Comment by crabbone
3 hours ago
Another part of the equation is practice.
Long before the discussion of the morality of AI went mainstream, I ran into a problem with making what appeared to be ethical choices in automation, and then went on a journey of trying to figure this all ethics thing out (took courses in university, read some books...)
I made an unexpected discovery reading Jonathan Haid's... either Righteous Mind or the Happiness Hypothesis. He claimed that practicing ethics, as is common in religious societies is an integral and important part of being a good person. This is while secular societies often disregard this aspect and imagine ethics to be something you learn exclusively by reading books or engaging in similar activity that has exclusively the descriptive side, but no practice whatsoever.
I believe this is the same with expertise. Part of it is gained through practice, and that is an unskippable part. Practice will also usually require more time than the meta-discussion of the subject.
To oversimplify it, a novice programmer who listened to every story told by a senior, memorized and internalized them, but sill can't touch-type will be worse at everyday tasks pertaining to their occupation. It's not enough to know touch-typing exists, one must practice it and become good at it in order to benefit from it. There are, of course, more, but less obvious skills that need practice, where meta-knowledge simply can't be used as a substitute. There are cues we learn to pick up by reading product documentation which will tell us if the product will work as advertised, whether the product manufacturer will be honest or fair with us, will the company making the product go out of business soon or will they try to bait-and-switch etc.
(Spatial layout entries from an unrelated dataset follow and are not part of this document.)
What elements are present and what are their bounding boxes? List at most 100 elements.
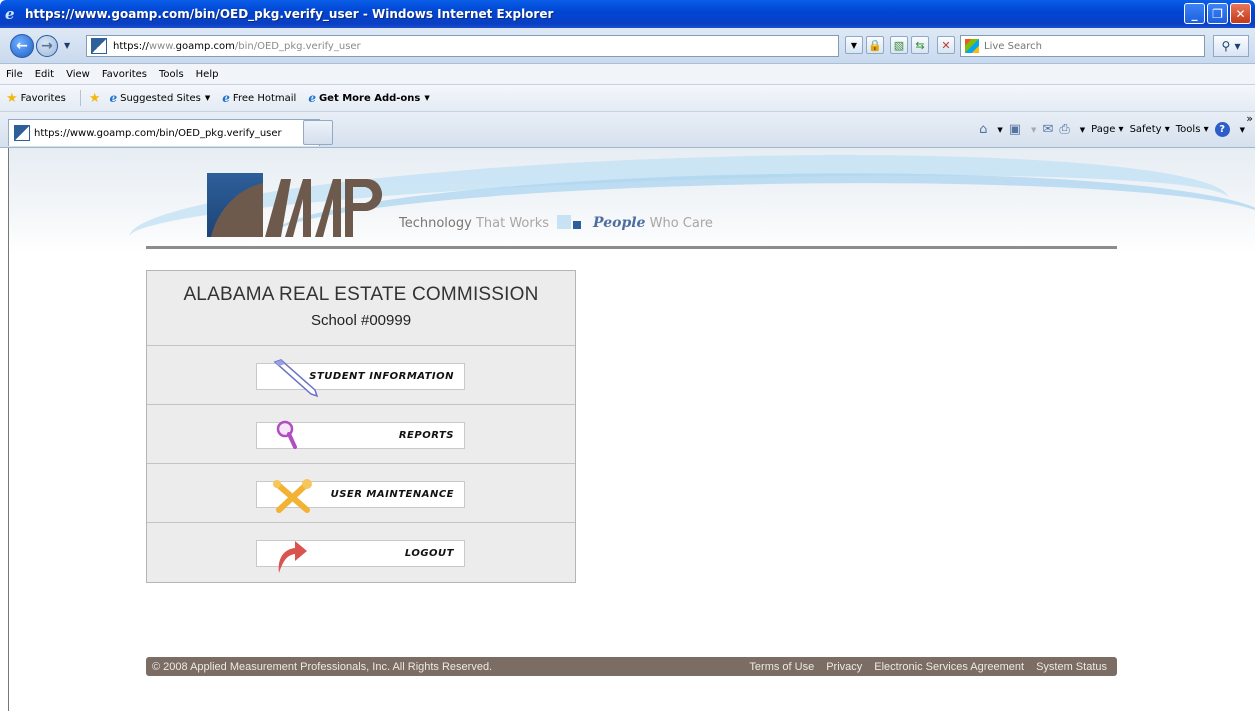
site-favicon-icon (91, 38, 107, 54)
student-information-label: STUDENT INFORMATION (309, 371, 454, 382)
search-field[interactable] (960, 35, 1205, 57)
back-button[interactable]: ← (10, 34, 34, 58)
home-icon[interactable]: ⌂ (979, 122, 987, 137)
page-viewport: Technology That Works People Who Care AL… (8, 148, 1255, 711)
reports-label: REPORTS (398, 430, 454, 441)
tagline-who-care: Who Care (649, 215, 713, 231)
ie-logo-icon: e (5, 5, 15, 23)
favorites-button[interactable]: ★ Favorites (6, 91, 66, 106)
user-maintenance-button[interactable]: USER MAINTENANCE (256, 479, 465, 513)
banner-tagline: Technology That Works People Who Care (399, 215, 713, 231)
tagline-squares-decoration (557, 215, 587, 231)
page-footer: © 2008 Applied Measurement Professionals… (146, 657, 1117, 676)
safety-menu[interactable]: Safety ▾ (1130, 124, 1170, 135)
chevron-down-icon[interactable]: ▼ (1031, 126, 1036, 134)
pen-icon (273, 359, 319, 398)
menu-row: STUDENT INFORMATION (147, 346, 575, 405)
print-icon[interactable]: ⎙ (1059, 122, 1069, 137)
close-button[interactable]: ✕ (1230, 3, 1251, 24)
tools-menu[interactable]: Tools ▾ (1176, 124, 1209, 135)
ie-page-icon: e (308, 91, 316, 105)
forward-button[interactable]: → (36, 35, 58, 57)
terms-of-use-link[interactable]: Terms of Use (749, 661, 814, 673)
history-dropdown-icon[interactable]: ▼ (64, 41, 70, 50)
tab-bar: https://www.goamp.com/bin/OED_pkg.verify… (0, 112, 1255, 148)
ie-page-icon: e (109, 91, 118, 105)
new-tab-button[interactable] (303, 120, 333, 145)
chevron-down-icon[interactable]: ▼ (997, 126, 1002, 134)
system-status-link[interactable]: System Status (1036, 661, 1107, 673)
mail-icon[interactable]: ✉ (1042, 122, 1053, 137)
command-bar: ⌂ ▼ ▣ ▼ ✉ ⎙ ▼ Page ▾ Safety ▾ Tools ▾ ? … (979, 122, 1245, 137)
chevron-down-icon[interactable]: ▼ (1240, 126, 1245, 134)
electronic-services-agreement-link[interactable]: Electronic Services Agreement (874, 661, 1024, 673)
tagline-people: People (593, 215, 646, 231)
favorites-label: Favorites (20, 92, 66, 104)
magnifier-icon (276, 420, 297, 449)
suggested-sites-link[interactable]: e Suggested Sites ▼ (109, 91, 210, 105)
search-input[interactable] (984, 40, 1204, 52)
add-favorite-icon: ★ (88, 90, 101, 106)
live-search-icon (965, 39, 979, 53)
ie-page-icon: e (222, 91, 230, 105)
tab-label: https://www.goamp.com/bin/OED_pkg.verify… (34, 127, 282, 139)
chevron-down-icon[interactable]: ▼ (1080, 126, 1085, 134)
menu-favorites[interactable]: Favorites (102, 69, 147, 80)
tagline-that-works: That Works (475, 215, 550, 231)
favorites-bar: ★ Favorites ★ e Suggested Sites ▼ e Free… (0, 85, 1255, 112)
minimize-button[interactable]: _ (1184, 3, 1205, 24)
restore-button[interactable]: ❐ (1207, 3, 1228, 24)
get-addons-link[interactable]: e Get More Add-ons ▼ (308, 91, 429, 105)
menu-edit[interactable]: Edit (35, 69, 54, 80)
logout-label: LOGOUT (404, 548, 454, 559)
student-information-button[interactable]: STUDENT INFORMATION (256, 359, 465, 398)
logout-arrow-icon (278, 541, 307, 573)
refresh-icon[interactable]: ⇆ (911, 36, 929, 54)
window-title: https://www.goamp.com/bin/OED_pkg.verify… (25, 7, 554, 21)
menu-bar: File Edit View Favorites Tools Help (0, 64, 1255, 85)
user-maintenance-label: USER MAINTENANCE (330, 489, 454, 500)
menu-help[interactable]: Help (196, 69, 219, 80)
reports-button[interactable]: REPORTS (256, 420, 465, 449)
window-title-bar[interactable]: e https://www.goamp.com/bin/OED_pkg.veri… (0, 0, 1255, 28)
favorites-divider (79, 90, 81, 106)
privacy-link[interactable]: Privacy (826, 661, 862, 673)
main-menu-panel: ALABAMA REAL ESTATE COMMISSION School #0… (146, 270, 576, 583)
free-hotmail-link[interactable]: e Free Hotmail (222, 91, 296, 105)
help-icon[interactable]: ? (1214, 122, 1230, 137)
address-url: https://www.goamp.com/bin/OED_pkg.verify… (113, 40, 361, 52)
chevron-down-icon: ▼ (204, 94, 211, 102)
address-dropdown-button[interactable]: ▼ (845, 36, 863, 54)
search-go-button[interactable]: ⚲ ▾ (1213, 35, 1249, 57)
menu-view[interactable]: View (66, 69, 90, 80)
menu-row: LOGOUT (147, 523, 575, 582)
school-number: School #00999 (310, 312, 412, 329)
tagline-technology: Technology (399, 215, 472, 231)
menu-row: USER MAINTENANCE (147, 464, 575, 523)
free-hotmail-label: Free Hotmail (232, 92, 297, 104)
stop-button[interactable]: ✕ (937, 36, 955, 54)
suggested-sites-label: Suggested Sites (120, 92, 201, 104)
chevron-down-icon: ▼ (424, 94, 430, 102)
tab-active[interactable]: https://www.goamp.com/bin/OED_pkg.verify… (8, 119, 320, 146)
address-input[interactable]: https://www.goamp.com/bin/OED_pkg.verify… (86, 35, 839, 57)
banner-divider (146, 246, 1117, 249)
page-menu[interactable]: Page ▾ (1091, 124, 1123, 135)
lock-icon[interactable]: 🔒 (866, 36, 884, 54)
copyright-text: © 2008 Applied Measurement Professionals… (152, 660, 493, 673)
organization-title: ALABAMA REAL ESTATE COMMISSION (183, 284, 539, 305)
logout-button[interactable]: LOGOUT (256, 540, 465, 573)
tools-icon (273, 479, 312, 513)
get-addons-label: Get More Add-ons (318, 92, 421, 104)
amp-logo (207, 173, 383, 237)
menu-file[interactable]: File (6, 69, 23, 80)
menu-tools[interactable]: Tools (159, 69, 184, 80)
site-banner: Technology That Works People Who Care (9, 148, 1255, 253)
add-favorite-button[interactable]: ★ (89, 91, 104, 106)
feeds-icon[interactable]: ▣ (1009, 122, 1021, 137)
panel-header: ALABAMA REAL ESTATE COMMISSION School #0… (147, 271, 575, 346)
toolbar-overflow-icon[interactable]: » (1246, 112, 1253, 125)
menu-row: REPORTS (147, 405, 575, 464)
favorites-star-icon: ★ (6, 90, 18, 106)
compatibility-view-icon[interactable]: ▧ (890, 36, 908, 54)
When children learn to do addition, it's not enough to describe to them the method (start counting with first summand, count the number of times of the second summand, the last count is the result), they actually must go through dozens of examples before they can reliably put the method to use. And this same property carries over to a lot of other activities, even though we like to think about ourselves as being able to perform a task as soon as we understand the mechanism.